Wednesday, April 25, 2012

Re: buildout development vs. deployment

Hi Tom,

great answer, thanks. A lot of other sites mentioned Fabric. I'll definitely check it out.

/Reik

On Wed, Apr 25, 2012 at 1:22 PM, Tom Evans <tevans.uk@googlemail.com> wrote:
On Wed, Apr 25, 2012 at 11:21 AM, Reikje <reik.schatz@gmail.com> wrote:
> Hi, I am looking into buildout to deploy a django webapp and all it's
> dependencies. I find it quite useful even during development because it
> forces you to keep track of your dependencies. A question regarding some
> best practices. Lets say I have buildout.cfg and setup.py in my project root
> and checked in into SCM. My webapp is listed under develop in buildout.cfg.
> While this is great, during deployment this is probably not what you want
> because you wanna lock the version of your source code. I want to do a git
> revision checkout to archive this. So i guess I need to maintain two
> different buildout.cfg files, one for development and one for deployment.
> How can this be organized to avoid DRY?
>
> On a side note, what are the alternatives to buildout. Maybe there is
> something even better :)
>

I have no experience of buildout, but I have spent a lot of time
working on SCM for my django sites, so I'll describe what I do.

Everything here is built around subversion, we don't use git. If you
haven't used subversion, 'svn:externals' check out another repository
in the specified location. It's a way of composing disparate bits of
versioned repositories.

The first thing to discuss is the project source code. This lives in
svn/projectname/trunk, with release branches in
svn/projectname/releases. Minor work happens on trunk, and is merged
to release branch(es). Major work happens on feature branches, which
is then merged to trunk and then to release branches.

Of course, project source code in itself is not enough to run a site.
The project must be deployed and configured for a specific host. We do
this with 'deployments'. Each deployment corresponds to an instance of
a project running on a specific server, and lives in
svn/projectname/deployments/servername, and consists of a skeleton
directory structure (derived from a base version), and lots of
'svn:externals' links.

So the deployment contains the structure of the project, and links to
check out the project code and other required files, like scripts for
starting/stopping the project, a bootstrap script for creating the
virtualenv environment, the settings files, etc, which are also all
stored in subversion.

The next stage is libraries. For this, we use virtualenv and pip. We
have a bootstrap script which creates the virtualenv if it is not
present, and a requirements.pip file, which lists the libraries and
specific versions to install.
All of our libraries are installed via pip, and we have a process
which checks out both our own libraries and patched vendor libraries
(eg, like django-debug-toolbar), builds packages from them, and pushes
them to our own pypi site¹. All our packages are then installed from
this pypi site.
The requirements.pip is another 'svn:externals' file, checked out from
svn/projectname/configurations/. All the production sites share one
requirements.pip.

The project has a default_settings.py file, and each deployment also
checks out a deployment specific settings.py, which imports from
default_settings.py and adds the host-specific settings for that site.

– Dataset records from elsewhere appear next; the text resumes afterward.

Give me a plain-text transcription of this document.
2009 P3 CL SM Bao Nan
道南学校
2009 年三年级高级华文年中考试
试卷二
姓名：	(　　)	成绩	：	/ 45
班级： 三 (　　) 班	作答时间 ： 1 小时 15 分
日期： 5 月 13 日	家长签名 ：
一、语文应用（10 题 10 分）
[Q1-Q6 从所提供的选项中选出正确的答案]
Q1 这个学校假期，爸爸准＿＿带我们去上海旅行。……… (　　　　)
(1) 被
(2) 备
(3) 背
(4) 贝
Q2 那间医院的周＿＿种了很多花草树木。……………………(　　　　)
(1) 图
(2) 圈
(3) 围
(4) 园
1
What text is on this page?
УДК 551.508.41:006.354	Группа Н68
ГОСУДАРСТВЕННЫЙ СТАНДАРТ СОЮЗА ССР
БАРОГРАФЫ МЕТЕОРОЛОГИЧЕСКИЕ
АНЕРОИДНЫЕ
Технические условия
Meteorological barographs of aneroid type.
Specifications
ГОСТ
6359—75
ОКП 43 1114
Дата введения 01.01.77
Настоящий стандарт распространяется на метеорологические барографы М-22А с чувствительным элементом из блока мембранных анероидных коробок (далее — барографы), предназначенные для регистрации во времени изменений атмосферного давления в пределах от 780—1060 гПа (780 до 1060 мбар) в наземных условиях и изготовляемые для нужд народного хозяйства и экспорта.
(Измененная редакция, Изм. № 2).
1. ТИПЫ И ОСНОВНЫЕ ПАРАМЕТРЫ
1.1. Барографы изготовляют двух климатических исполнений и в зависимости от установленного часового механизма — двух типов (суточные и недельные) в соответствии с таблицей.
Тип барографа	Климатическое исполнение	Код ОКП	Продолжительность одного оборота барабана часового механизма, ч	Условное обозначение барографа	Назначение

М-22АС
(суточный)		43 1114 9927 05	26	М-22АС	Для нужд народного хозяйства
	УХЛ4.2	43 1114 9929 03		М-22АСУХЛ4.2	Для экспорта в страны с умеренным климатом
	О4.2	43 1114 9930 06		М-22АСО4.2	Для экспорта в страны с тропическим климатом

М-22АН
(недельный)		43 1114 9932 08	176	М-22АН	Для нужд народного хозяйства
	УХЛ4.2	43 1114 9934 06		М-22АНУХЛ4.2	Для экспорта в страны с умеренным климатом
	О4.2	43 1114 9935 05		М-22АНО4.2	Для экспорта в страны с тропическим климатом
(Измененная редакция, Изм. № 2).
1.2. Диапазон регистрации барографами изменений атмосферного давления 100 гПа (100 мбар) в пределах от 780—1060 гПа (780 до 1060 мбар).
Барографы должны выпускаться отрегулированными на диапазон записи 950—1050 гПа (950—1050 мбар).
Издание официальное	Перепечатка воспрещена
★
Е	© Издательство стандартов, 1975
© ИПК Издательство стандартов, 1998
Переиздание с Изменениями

Every check-in on the project results in a buildbot updating a
buildbot specific deployment and running tests. There is a buildbot
for trunk and for each active release branch.

All schema migrations are taken care of by south.

Finally, all the production deployments are managed by a Fabric
fabfile. This contains programmatic instructions for doing various
tasks, eg update app servers to latest version, which:
 takes one set of backend servers out of the rotation
 stops DB replication from that deployment
 updates that deployment
 installs/uninstalls libraries as indicated in (updated) requirements.pip
 runs south sschema migrations
 marks that backend as the only active backend
 restarts DB replication
 updates all other servers.

If you're not using fabric, or some other automated rollout tool, to
manage your services, you should be!

For our 'bulletproof' sites, we have an exact replica of a production
stack in test. We never update the live site until we've updated this
test replica successfully.

Creating a new backend deployment is as simple as copying the stock
deployment, creating the site specific settings.py, checking it out on
a host and running the bootstrap script. In fact, it's slightly easier
than that, its 'fab new_prod_site hostname'.

Since everything is in subversion, we can easily re-constitute a site
as it was, or reproduce the exact same configuration in development as
we have in production. This aids debugging and increases confidence in
the system.

Cheers

Tom

Tools:

virtualenv: http://www.virtualenv.org/en/latest/index.html
pip: http://www.pip-installer.org/en/latest/index.html
south: http://south.aeracode.org/
fabric: http://fabfile.org/
buildbot: http://trac.buildbot.net/


¹ It's not as good as the real pypi site, its really just a big folder
served over http with all the packages in it. Works well enough.